One may notice that the coefficients produced from the cubic regression in Stata compared to Python and R look quite different. We attempt to explain this in the Discussion section below.
Next, we select evenly spaced knots at 15, 30, and 45 and perform the cubic regression again.
import delimited uswages.csv
bspline, xvar(exper) knots(15,30,40) gen(cubic_wage_exper_spline_even) power(3)
regress wage cubic_wage_exper_spline_even*
predict cubic_wage_exper_spline_even
twoway (scatter wage exper)(line cubic_wage_exper_spline_even exper, sort), ytitle(Wage) xtitle(Experience) legend(off) note("Fig 7. Relationship between experience and wage: using cubic regression. Knots at (15,30,40)") title("Cubic: Evenly Spaced Knots") name(Cubic2)
The spline curve from Fig 7. is slightly different from that of Fig 6. at higher values of experience. We suspect this might be due to lower sample size at the last knot. Note the RMSE value of 381.95.
Looking at a plot of all of the curves, we can see that the splines and polynomial curves overlap each other somewhat. In python and R, the spline’s RMSE is slightly smaller than the polynomial’s. However, in Stata, the spline’s RMSE is slightly bigger than the polynomial’s. We still might expect the cubic fit to be a little more accurate because of the local influence property from the knots.
Model | RMSE |
---|---|
OLS | 404.95 |
Polynomial(Degree = 2) | 381.67 |
Polynomial(Degree = 4) | 381.67 |
Spline(knots = 8,15,27) | 382.23 |
Spline(knots = 15,30,45) | 381.95 |
The coefficients for the cubic spline regression in Stata look quite different from the coefficients from R and Python. We believe that this could possibly be due to how the spline functions are scaled in the bspline package. If \(y(t) = \sum x_i(t)\beta_i\), it could also be that \(y(t) = \sum (\frac{x_i(t)}{C}) * C\beta_i\) where C is some constant. We believe this is happening here.
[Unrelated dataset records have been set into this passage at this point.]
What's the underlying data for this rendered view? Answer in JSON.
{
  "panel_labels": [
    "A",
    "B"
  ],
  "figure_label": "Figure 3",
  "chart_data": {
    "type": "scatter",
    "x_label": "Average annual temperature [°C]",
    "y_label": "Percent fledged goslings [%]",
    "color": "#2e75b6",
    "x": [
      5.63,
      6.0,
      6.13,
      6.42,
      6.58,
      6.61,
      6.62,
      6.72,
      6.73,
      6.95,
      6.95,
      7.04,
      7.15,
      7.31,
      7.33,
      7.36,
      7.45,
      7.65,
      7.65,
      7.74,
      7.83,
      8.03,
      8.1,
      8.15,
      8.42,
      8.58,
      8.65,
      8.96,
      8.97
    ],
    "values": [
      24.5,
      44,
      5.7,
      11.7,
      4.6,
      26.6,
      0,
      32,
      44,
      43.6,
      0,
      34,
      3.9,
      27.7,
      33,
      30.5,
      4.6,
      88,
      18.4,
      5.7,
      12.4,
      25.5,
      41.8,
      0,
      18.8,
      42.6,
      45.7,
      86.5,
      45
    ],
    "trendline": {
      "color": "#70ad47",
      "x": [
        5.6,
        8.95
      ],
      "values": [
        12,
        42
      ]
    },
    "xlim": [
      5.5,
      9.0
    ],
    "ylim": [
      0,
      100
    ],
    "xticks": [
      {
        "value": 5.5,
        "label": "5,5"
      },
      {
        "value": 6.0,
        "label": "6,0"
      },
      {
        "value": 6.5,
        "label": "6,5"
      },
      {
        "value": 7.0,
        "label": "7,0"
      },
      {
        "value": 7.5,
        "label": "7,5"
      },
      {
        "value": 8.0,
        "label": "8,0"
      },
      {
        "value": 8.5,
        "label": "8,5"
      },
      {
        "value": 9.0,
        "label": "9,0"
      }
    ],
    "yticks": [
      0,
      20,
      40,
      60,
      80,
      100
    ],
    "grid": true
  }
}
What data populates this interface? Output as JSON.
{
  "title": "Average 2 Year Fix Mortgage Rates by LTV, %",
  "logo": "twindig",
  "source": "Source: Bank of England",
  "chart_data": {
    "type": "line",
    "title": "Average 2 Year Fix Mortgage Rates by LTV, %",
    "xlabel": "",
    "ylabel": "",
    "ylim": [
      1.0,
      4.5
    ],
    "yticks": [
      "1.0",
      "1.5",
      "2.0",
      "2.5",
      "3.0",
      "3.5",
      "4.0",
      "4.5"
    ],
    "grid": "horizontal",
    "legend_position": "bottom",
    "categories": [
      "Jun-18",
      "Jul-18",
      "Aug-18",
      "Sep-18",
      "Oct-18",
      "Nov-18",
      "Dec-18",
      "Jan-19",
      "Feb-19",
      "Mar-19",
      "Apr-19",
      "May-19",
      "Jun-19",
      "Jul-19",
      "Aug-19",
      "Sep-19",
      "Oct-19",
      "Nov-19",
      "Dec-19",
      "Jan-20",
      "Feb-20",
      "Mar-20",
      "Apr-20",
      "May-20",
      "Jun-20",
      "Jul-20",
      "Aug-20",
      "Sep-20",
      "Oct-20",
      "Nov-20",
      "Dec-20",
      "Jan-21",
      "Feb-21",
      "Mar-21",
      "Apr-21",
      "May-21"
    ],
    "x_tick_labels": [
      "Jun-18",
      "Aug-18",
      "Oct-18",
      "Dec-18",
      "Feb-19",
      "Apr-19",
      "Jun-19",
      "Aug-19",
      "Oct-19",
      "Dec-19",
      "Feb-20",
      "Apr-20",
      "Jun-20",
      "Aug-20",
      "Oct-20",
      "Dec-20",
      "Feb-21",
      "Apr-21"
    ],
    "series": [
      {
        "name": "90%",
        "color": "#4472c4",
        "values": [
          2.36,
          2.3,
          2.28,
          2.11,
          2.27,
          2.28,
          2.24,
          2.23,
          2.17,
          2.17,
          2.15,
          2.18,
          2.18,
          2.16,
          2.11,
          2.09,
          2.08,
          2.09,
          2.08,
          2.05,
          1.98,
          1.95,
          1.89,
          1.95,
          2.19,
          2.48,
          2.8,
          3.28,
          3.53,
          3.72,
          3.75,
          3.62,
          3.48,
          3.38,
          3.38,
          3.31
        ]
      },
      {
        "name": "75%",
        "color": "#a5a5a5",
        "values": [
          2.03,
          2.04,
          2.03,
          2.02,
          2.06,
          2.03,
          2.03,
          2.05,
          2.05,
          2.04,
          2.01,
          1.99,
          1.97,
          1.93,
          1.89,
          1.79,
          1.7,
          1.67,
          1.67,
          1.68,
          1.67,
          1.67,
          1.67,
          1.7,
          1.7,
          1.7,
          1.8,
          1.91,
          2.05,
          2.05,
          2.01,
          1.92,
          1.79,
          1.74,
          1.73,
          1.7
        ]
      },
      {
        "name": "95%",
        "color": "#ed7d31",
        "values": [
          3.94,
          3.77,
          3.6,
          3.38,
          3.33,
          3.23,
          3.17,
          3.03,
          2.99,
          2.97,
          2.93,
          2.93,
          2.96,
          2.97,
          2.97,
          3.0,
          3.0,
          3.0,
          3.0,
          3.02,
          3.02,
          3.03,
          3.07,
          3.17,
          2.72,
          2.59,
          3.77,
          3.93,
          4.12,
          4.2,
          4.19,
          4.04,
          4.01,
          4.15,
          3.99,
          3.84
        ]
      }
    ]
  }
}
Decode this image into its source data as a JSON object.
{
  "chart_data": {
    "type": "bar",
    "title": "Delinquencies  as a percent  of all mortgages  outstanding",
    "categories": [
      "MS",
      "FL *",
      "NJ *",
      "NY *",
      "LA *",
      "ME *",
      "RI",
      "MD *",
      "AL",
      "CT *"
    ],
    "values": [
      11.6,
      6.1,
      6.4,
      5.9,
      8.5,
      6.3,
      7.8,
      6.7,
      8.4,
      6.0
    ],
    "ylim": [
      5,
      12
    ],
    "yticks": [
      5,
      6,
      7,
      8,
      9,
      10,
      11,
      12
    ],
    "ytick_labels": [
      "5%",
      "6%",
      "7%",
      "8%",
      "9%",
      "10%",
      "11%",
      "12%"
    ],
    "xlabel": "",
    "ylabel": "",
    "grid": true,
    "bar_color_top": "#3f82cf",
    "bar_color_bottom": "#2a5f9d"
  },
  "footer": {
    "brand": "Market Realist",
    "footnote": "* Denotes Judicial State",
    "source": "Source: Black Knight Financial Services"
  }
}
We can try to reproduce the cubic spline regression results with knots at 8, 15, 27 from scratch using the basis functions. We can then sum the predictions from the bspline package and those from scratch and compare. More information about rescaling of the basis functions can be found here (https://www.researchgate.net/publication/4794073_BSPLINE_Stata_modules_to_compute_B-splines_parameterized_by_their_values_at_reference_points )
import delimited uswages.csv
gen exper2 = exper^2
gen exper3 = exper^3
gen k8 = cond(exper > 8, (exper - 8)^3, 0)
gen k15 = cond(exper > 15, (exper - 15)^3, 0)
gen k27 = cond(exper > 27, (exper - 27)^3, 0)
regress wage exper exper2 exper3 k8 k15 k27
predict cubic_wage_exper
bspline, xvar(exper) knots(8,15,27) gen(cubic_wage_exper_spline) power(3)
regress wage cubic_wage_exper_spline*
predict cubic_wage_exper_spline
sum cubic_wage_exper cubic_wage_exper_spline